If Zen is considered a yana, then sects would be the schools and lineages, such as Sōtō, Ōbaku, Rinzai, Jogyesa - all of which primarily focus on Zen the yana, but also frequently incorporate other yanas, like sutra.

I do see, in my very limited understanding, Zen the yana as a cousin to Dzogchen - similar to your framing in Beyond Emptiness, particularly at the highest level of koan practice… So that begs the question of whether Zen as a yana fits within Mahayana or Vajrayana, or neither.

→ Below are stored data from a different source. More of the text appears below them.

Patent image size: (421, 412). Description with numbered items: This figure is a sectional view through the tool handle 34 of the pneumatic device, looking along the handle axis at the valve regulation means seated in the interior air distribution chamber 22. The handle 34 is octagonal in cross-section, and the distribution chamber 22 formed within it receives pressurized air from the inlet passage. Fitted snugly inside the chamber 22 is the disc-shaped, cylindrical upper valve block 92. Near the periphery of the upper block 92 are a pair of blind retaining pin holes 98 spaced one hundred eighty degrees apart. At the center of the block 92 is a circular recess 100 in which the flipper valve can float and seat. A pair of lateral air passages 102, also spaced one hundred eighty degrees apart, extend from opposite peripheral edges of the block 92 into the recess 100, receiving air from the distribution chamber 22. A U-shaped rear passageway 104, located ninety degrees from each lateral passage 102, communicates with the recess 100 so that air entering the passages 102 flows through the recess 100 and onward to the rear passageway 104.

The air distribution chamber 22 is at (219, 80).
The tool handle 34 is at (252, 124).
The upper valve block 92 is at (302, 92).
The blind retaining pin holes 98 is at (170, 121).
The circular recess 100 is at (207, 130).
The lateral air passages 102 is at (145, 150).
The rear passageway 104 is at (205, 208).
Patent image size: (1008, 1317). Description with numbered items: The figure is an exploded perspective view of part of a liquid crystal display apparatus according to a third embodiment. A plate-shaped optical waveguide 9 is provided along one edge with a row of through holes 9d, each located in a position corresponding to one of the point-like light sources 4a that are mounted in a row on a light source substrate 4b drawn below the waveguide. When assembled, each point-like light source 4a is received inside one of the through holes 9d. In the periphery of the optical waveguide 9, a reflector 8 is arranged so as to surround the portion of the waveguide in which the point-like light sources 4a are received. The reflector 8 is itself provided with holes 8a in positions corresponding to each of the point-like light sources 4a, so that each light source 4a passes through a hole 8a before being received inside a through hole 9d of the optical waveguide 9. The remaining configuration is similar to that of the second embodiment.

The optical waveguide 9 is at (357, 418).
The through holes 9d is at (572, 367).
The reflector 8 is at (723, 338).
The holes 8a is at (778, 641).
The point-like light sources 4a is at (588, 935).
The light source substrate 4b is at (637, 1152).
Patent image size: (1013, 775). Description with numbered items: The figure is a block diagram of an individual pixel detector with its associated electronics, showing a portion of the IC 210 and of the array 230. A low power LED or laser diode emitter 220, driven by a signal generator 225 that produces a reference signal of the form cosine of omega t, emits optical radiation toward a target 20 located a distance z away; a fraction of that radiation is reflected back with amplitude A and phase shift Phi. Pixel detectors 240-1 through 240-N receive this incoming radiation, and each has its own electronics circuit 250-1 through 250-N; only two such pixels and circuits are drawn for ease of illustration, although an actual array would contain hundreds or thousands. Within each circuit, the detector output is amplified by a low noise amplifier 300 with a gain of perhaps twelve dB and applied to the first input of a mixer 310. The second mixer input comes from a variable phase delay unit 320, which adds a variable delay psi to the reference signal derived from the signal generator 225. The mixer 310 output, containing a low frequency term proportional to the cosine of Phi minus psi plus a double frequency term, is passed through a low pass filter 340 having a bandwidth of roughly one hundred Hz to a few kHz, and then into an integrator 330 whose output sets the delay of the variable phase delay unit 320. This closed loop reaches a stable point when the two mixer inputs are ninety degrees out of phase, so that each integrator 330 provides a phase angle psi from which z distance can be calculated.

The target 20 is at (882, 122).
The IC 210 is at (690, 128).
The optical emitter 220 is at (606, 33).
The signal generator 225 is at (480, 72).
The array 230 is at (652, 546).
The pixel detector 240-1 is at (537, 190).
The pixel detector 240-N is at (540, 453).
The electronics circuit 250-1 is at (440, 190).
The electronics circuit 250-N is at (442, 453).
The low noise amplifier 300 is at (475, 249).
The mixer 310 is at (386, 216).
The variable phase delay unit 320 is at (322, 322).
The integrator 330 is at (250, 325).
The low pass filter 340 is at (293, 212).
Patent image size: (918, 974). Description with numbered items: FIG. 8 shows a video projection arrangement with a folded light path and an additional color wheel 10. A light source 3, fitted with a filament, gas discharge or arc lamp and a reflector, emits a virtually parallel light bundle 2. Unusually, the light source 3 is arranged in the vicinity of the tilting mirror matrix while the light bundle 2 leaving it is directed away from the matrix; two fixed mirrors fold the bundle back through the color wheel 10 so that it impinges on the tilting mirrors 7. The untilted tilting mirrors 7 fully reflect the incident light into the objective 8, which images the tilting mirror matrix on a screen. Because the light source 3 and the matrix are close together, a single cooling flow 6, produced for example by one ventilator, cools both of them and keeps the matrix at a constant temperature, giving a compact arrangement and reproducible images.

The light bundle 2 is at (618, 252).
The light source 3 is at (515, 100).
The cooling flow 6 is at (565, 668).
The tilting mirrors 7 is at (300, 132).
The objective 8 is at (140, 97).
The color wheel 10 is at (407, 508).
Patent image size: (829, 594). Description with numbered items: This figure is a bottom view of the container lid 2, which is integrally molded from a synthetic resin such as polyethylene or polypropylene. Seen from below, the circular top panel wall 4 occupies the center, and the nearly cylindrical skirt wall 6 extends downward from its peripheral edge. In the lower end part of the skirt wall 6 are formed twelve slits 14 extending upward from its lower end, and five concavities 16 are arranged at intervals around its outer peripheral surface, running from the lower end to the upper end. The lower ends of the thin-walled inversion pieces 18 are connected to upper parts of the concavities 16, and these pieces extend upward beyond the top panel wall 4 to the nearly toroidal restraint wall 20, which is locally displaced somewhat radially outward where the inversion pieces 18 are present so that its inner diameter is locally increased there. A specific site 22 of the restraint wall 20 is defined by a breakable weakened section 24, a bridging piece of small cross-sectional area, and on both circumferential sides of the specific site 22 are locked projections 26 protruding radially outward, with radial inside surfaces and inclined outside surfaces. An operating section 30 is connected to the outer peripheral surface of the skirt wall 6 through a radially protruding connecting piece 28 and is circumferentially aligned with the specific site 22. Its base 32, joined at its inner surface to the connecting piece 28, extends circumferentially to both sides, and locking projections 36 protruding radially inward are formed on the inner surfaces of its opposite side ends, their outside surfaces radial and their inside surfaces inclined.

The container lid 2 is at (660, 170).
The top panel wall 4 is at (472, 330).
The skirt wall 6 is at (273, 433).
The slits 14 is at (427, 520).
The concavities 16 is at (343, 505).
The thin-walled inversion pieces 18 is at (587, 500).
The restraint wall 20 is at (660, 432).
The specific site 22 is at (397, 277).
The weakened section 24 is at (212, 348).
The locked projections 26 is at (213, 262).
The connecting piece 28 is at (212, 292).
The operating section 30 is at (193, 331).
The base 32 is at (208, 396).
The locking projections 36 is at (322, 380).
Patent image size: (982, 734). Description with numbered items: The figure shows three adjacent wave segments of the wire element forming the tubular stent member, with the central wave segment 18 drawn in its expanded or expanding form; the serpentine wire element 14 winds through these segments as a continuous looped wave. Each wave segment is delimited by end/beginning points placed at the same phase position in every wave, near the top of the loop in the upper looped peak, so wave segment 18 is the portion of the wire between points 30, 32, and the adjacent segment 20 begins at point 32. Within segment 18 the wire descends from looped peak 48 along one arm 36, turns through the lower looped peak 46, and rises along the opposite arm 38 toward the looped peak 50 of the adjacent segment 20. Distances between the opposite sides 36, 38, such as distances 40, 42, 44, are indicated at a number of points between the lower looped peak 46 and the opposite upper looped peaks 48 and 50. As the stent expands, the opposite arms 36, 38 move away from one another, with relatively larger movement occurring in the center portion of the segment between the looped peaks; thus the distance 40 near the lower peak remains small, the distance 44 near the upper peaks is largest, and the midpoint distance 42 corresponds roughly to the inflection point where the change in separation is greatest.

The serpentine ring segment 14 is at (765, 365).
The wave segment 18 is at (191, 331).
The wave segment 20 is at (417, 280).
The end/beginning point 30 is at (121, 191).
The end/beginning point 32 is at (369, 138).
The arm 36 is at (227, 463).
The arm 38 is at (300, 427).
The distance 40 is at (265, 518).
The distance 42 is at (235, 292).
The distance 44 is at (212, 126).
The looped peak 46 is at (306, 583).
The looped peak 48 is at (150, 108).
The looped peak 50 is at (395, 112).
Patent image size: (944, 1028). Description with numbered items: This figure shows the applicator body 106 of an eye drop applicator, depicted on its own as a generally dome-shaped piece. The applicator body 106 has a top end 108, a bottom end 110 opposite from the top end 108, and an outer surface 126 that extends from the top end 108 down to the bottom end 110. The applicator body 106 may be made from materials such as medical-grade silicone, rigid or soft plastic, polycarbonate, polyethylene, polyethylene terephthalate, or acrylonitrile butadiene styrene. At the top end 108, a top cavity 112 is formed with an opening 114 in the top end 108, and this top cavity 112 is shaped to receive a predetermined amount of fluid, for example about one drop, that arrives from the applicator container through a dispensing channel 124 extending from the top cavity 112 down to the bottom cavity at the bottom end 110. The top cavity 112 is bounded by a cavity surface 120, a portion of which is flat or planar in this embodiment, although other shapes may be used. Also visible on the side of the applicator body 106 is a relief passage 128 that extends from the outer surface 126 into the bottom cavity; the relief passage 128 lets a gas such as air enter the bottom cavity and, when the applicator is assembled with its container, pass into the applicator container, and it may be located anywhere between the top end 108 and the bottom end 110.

What unites Dzogchen and Tantra conceptually and mechanically under Vajrayana, beyond aesthetic and sequential development? Is the difference between core yanas purely the aim - Arhat through Hinayana, Bodhisattva through Mahayana, and Buddha through Vajrayana? If so, Zen might constitute a fourth core yana standing outside the traditional three - as often Zen seeks a goalless Buddhism, although this is controversial across practice lineages (the Bodhisattva-ideal runs deep throughout Zen-focused sects).

Zen's classification is unclear (to me)

David Chapman 2023-09-29

Hi T, thanks for an interesting and perspicacious comment! Definitely not annoying.

I was a child when you wrote much of this book, and it’s adding great value to my life today as a young adult.

This is somewhat surreal to me, but yes, it’s been fifteen years… I’m glad you are finding it useful!

It seems to me Zen could be considered a yana, developed from dhyana but now its own distinct yana inclusive of dhyana.

I agree that this would make good sense. I don’t know of anyone having said this (apart from you). Generally, Zen is counted as Mahayana, but it also describes itself as “a special transmission outside the sutras,” and it seems to have a different fundamental attitude than Indian Mahayana. On the other hand, the Pure Land Schools are also counted as Mahayana, but have an even more distinctive principle and function, so the category “Mahayana” is confused and confusing and ideally would be abandoned. The Tibetans continued the Indian academic practice of clearly distinguishing yanas, in theory at least, but East Asia didn’t even try, and the innovations there don’t fit into the Indian scheme.

Zen the yana as a cousin to Dzogchen

Yes. In fact, in their early development, they are historically intertwined. The Wikipedia article on semde (early Dzogchen):

Scholars like Samten Karmay and Karen Liljenberg have also argued that other traditions like tantric Shaivism and Chan Buddhism may have had some influence on this early Dzogchen literature… Liljenberg notes that various documents form Dunhuang indicate that some Dzogchen practitioners were syncretizing Dzogchen with Chan and other early Dzogchen works show that other people disagreed with this trend. This is also supported by the work of the Tibetan scholar Nubchen Sanggye Yeshe. Nubchen attempts to argue for the difference between the two teachings and the superiority of Dzogchen, but he also agrees that much of their terminology is similar. Furthermore, the biography of several Dzogchen masters depict them as traveling to China (Vairotsana) or even having transmitted Chan lineages (Aro Yeshe).

What unites Dzogchen and Tantra conceptually and mechanically under Vajrayana, beyond aesthetic and sequential development?

Yeah, kinda mostly that.

Buddha through Vajrayana?

Also that. Although… Dzogchen basically refuses to take the category “Buddha” seriously. Everyone is beginninglessly enlightened, so there’s nobody here but us Buddhas.

often Zen seeks a goalless Buddhism, although this is controversial across practice lineages

Yup. Nobody here but us Buddhas, so there’s nothing to be gained. “Therefore, Shariputra, since the bodhisattvas have no attainment, they abide by means of prajnaparamita.”